Tip #3: Assessment and Plan
The Assessment and Plan (A/P) section is where you document billable diagnoses using ICD-10 codes, based on your clinical evaluation and current data. Select diagnoses that accurately reflect the patient’s condition and severity with as much specificity as possible. Each diagnosis should be paired with a clear treatment plan that addresses the patient’s acuity.
Example A/P:
-
Chest pain: Possible cardiac etiology; patient has risk factors for CAD. High-sensitivity troponin normal; EKG non-ischemic. Plan: Obtain echocardiogram and plan for a treadmill nuclear stress test tomorrow to evaluate ischemic causes of chest pain. If this is normal, the patient can be discharged home with follow up in the cardiology clinic.
-
Dyslipidemia: Lipid panel is pending this morning. Patient currently on Crestor. Liver enzymes (AST/ALT) are within normal limits.
-
Tobacco use: Counseled on cessation; referred to smoking cessation program.
Example A/P (Acute Heart Failure Patient):
-
Acute on chronic HFrEF: Last echo one year ago showed LVEF 35%. Echo pending today. Continue IV Lasix 40 mg BID and Coreg 6.25 mg BID. Holding Lisinopril due to hypotension and elevated creatinine; will withhold spironolactone for same reasons. Consider starting SGLT2 inhibitor before discharge. Monitor intake/output and daily weights. Consider ICD placement and referral to cardiac rehab before discharge.
-
Hypertensive heart disease with heart failure: Blood pressure currently low; continue monitoring.
-
Obesity: BMI 45.
-
Mild hypokalemia: Potassium 3.4; ordered 40 meq potassium replacement once. Goal potassium level is 4.0. BMP and magnesium labs ordered for the morning.
Tip #4: Documenting Quality and Performance Measures
Document specific quality metrics required by your organization or accreditation programs, such as a ASCVD risk score to calculate risk for coronary disease, venous thromboembolism (VTE) prophylaxis, or antibiotic stewardship. Proper documentation supports patient safety initiatives, regulatory compliance, and quality improvement efforts.

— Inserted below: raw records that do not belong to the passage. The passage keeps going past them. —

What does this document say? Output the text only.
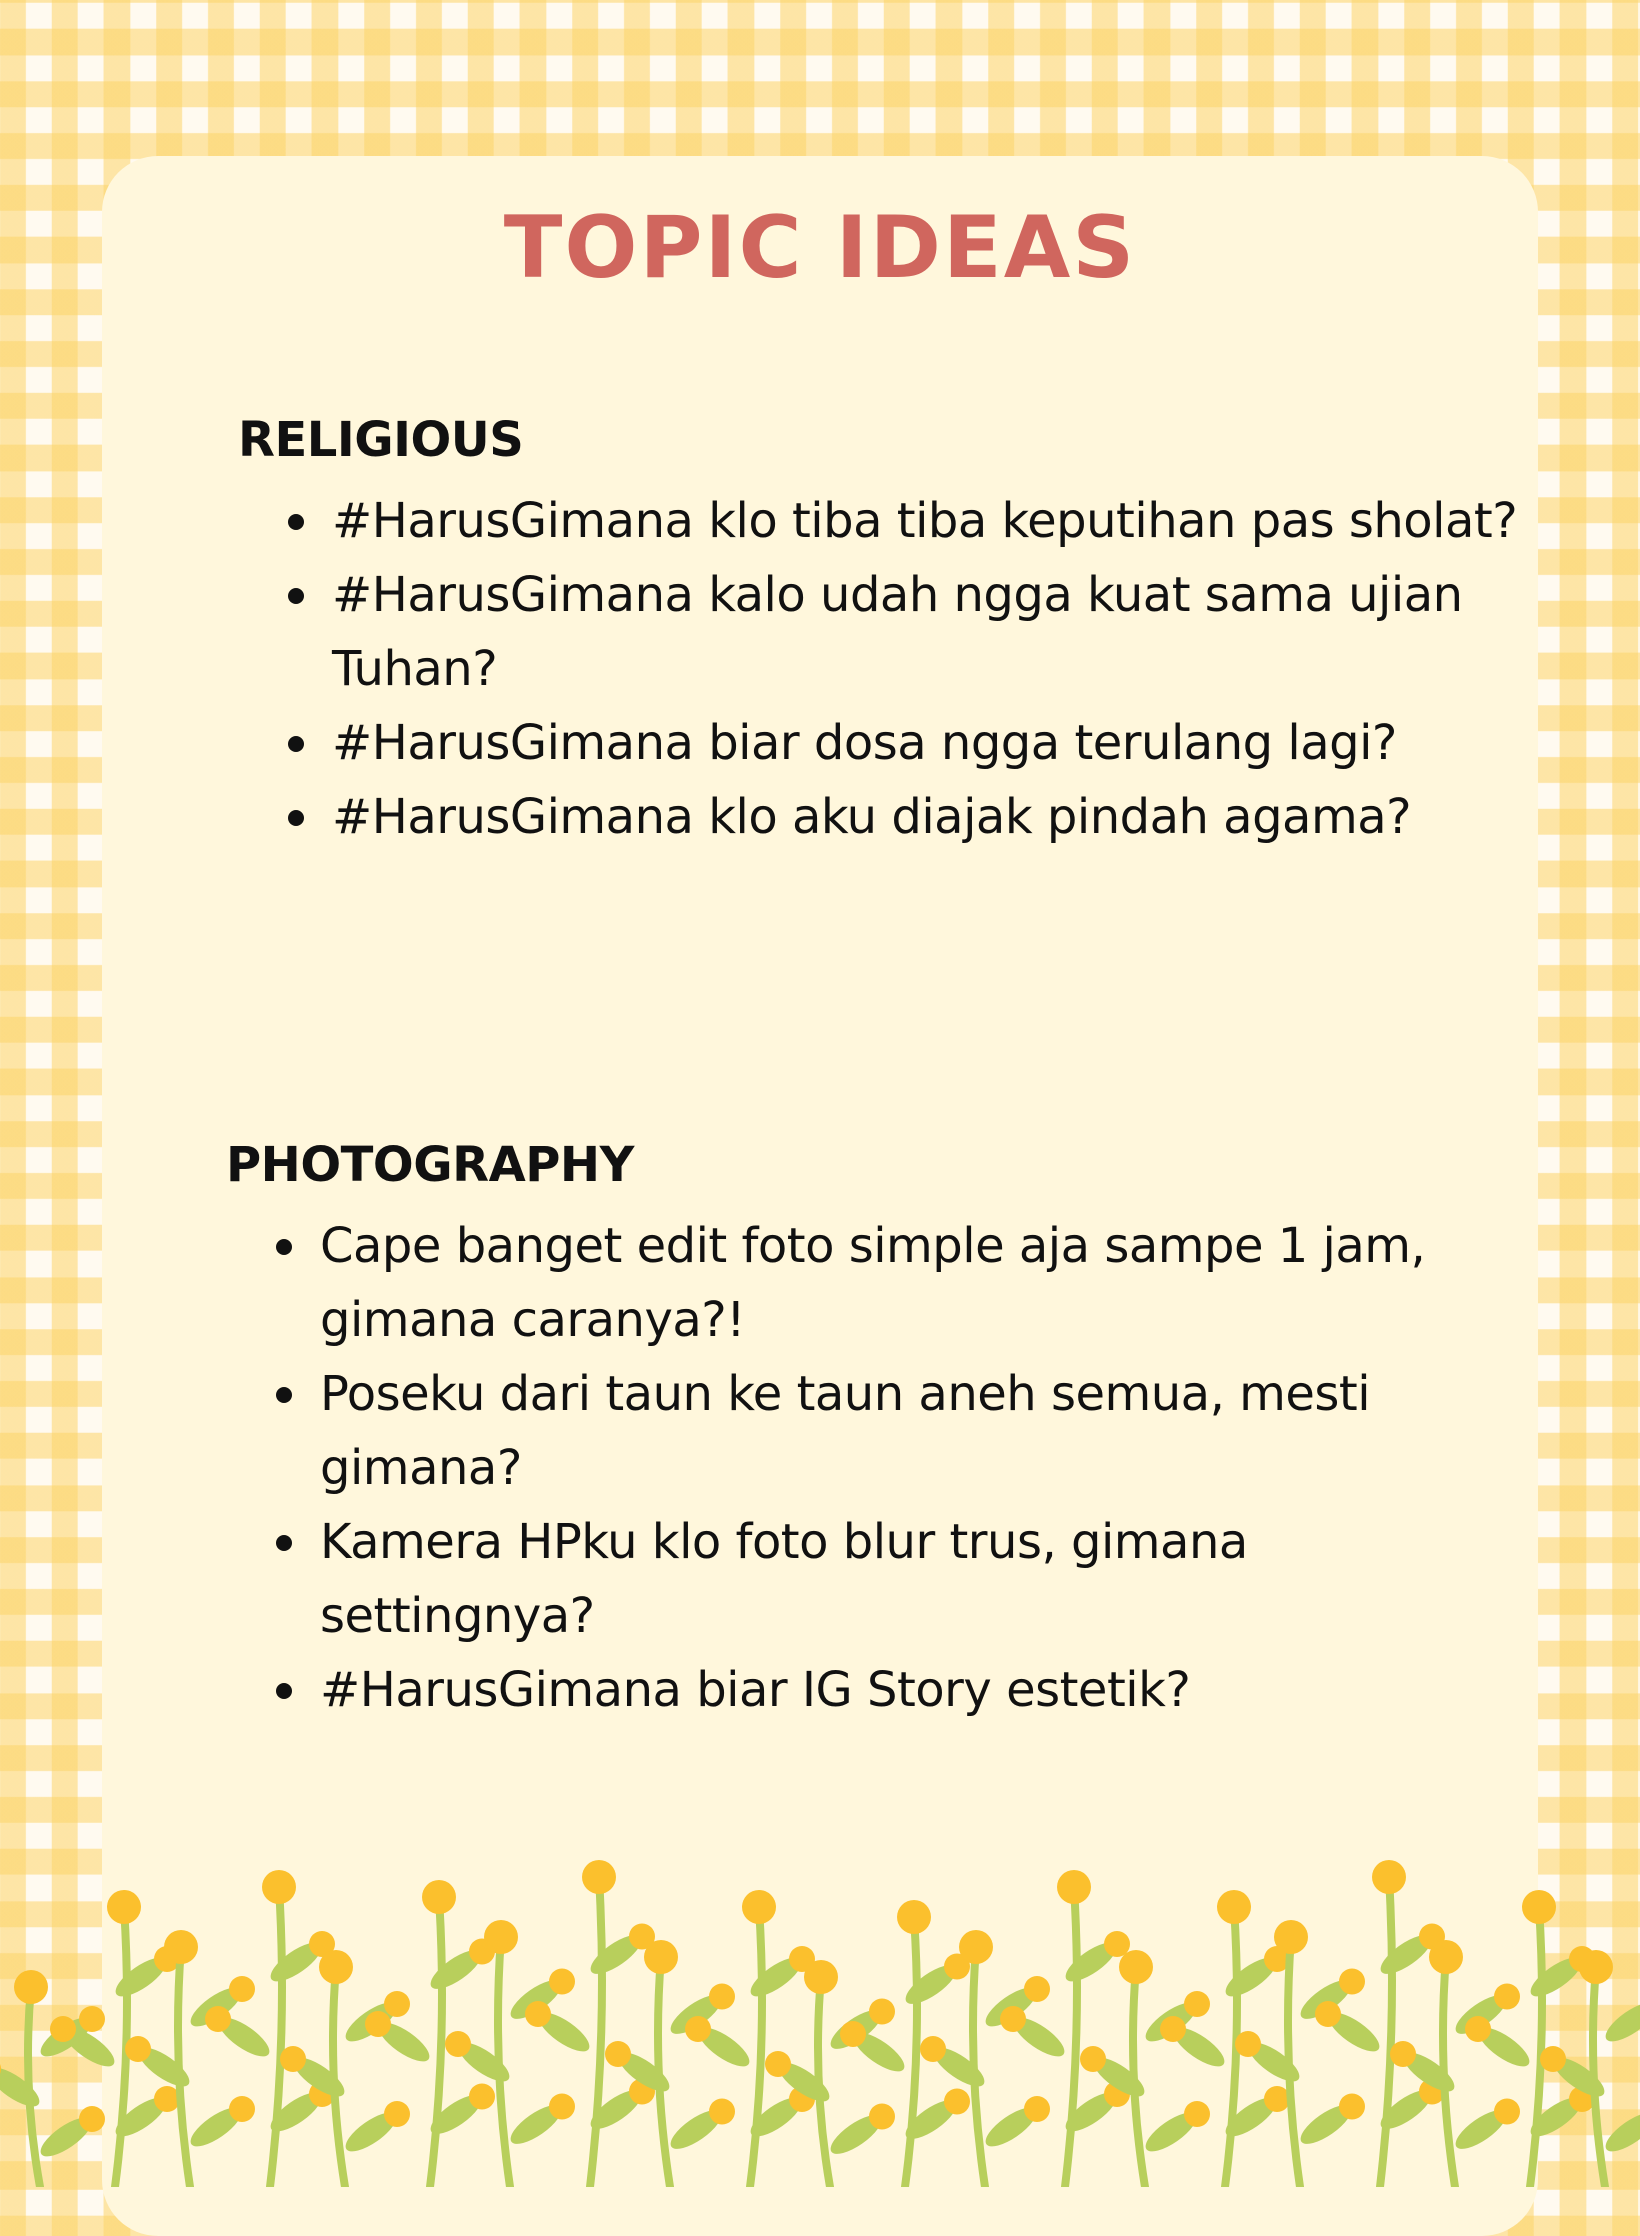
TOPIC IDEAS
RELIGIOUS
#HarusGimana klo tiba tiba keputihan pas sholat?
#HarusGimana kalo udah ngga kuat sama ujian Tuhan?
#HarusGimana biar dosa ngga terulang lagi?
#HarusGimana klo aku diajak pindah agama?
PHOTOGRAPHY
Cape banget edit foto simple aja sampe 1 jam, gimana caranya?!
Poseku dari taun ke taun aneh semua, mesti gimana?
Kamera HPku klo foto blur trus, gimana settingnya?
#HarusGimana biar IG Story estetik?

Tip #5: Organization and Precision
Keep your progress notes well-organized and focused on the key clinical issues your service is managing. The note should clearly communicate the daily plan to other hospital providers. Avoid unnecessary verbiage that may obscure important information or lengthen the note without adding value. Use bullet points and highlight changes in treatment in bold to make it easier for others to hone in on important points.
Conclusion
Mastering the inpatient progress note is a vital skill that improves patient care and interdisciplinary communication. By following these tips and practicing regularly, NP and PA students can develop clear, concise, and clinically relevant documentation habits that will serve them throughout their careers.